Editors: Maximiliane Baumgartner, Ludwig Bader, Leo Heinik
Design: Ibrahim Öztaş

Release on 27 September 2020 from 3 to 7pm Uhr during DAS FEST IM FALSCHRUMENHAUS

In this issue of the Flugschrift, we explored how play structures can create a temporary and self-empowering public space for and by children. The title “Action
Spaces. Play Structures and The Child Public” brings together articles by various authors delving into this issue. They are contextualized by selected children’s productions from the 2019 action spaces of Fahrender Raum.

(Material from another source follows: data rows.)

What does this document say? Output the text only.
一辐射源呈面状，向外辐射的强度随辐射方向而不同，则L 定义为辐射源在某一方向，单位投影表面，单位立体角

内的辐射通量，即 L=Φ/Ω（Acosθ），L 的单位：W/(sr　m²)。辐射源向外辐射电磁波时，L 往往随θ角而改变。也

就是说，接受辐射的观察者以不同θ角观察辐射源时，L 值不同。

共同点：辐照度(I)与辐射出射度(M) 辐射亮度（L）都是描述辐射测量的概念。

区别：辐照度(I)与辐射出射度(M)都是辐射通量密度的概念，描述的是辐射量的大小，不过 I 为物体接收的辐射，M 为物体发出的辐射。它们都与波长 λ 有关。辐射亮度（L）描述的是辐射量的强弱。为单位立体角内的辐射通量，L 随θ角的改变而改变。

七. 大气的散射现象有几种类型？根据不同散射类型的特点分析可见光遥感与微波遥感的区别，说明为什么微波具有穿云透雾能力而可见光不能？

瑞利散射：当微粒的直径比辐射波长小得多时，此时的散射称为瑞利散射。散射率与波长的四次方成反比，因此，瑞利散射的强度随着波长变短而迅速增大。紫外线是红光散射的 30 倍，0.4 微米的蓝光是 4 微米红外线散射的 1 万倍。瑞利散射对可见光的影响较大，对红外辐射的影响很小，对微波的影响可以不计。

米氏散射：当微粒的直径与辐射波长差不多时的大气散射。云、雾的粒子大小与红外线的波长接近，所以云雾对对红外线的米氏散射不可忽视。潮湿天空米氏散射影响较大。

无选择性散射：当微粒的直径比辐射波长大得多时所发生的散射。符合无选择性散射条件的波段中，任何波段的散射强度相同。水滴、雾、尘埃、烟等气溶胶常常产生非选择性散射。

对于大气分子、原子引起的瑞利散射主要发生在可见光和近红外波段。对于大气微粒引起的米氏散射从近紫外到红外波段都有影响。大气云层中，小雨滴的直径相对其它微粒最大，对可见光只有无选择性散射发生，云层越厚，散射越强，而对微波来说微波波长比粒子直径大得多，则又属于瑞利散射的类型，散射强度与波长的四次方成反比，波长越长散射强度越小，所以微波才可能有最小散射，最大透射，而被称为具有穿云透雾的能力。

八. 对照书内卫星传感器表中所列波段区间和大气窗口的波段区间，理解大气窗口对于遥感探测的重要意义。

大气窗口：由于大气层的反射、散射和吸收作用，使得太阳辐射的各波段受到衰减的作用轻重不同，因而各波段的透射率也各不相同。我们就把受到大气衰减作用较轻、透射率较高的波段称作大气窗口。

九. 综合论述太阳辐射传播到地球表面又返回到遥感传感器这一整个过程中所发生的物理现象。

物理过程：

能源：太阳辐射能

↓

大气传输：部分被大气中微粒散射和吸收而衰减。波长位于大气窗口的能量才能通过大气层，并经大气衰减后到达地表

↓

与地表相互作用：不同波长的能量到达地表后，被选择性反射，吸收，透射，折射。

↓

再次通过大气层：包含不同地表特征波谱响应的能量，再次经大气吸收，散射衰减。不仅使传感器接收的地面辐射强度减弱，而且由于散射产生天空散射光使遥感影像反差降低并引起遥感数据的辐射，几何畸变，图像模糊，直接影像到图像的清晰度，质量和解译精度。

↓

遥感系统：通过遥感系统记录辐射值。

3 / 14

Created in the SPAM action space, the fanzine Tilly’s Zauberlanden (Tilly’s Wonderlands) is like a backing track to every article in this issue of the Flugschrift. It is a reworking of the printed supermarket leaflets—these ones are from 2019—that land, unsolicited, in our letterboxes and stairwells. The fanzine can be considered as the extended form of a
play structure that creates opportunities for children and young people to express images and impressions of their environment in their own visual language.
In a stricter sense, play structures are some of the last collective and non-commercial facilities in the public sphere, the so-called commons. The conflicts over the arrangement of public space are brought to a head by the concept of autonomous play, which they facilitate through a delicate balancing act between participation and contribution by and with children and young people. Der Fahrende Raum’s mobile architecture also represents a play structure and artistic intervention in public space
that serves as a temporary foundation for the artistic negotiation of concepts of public space with children and young people in a neighborhood-specific context.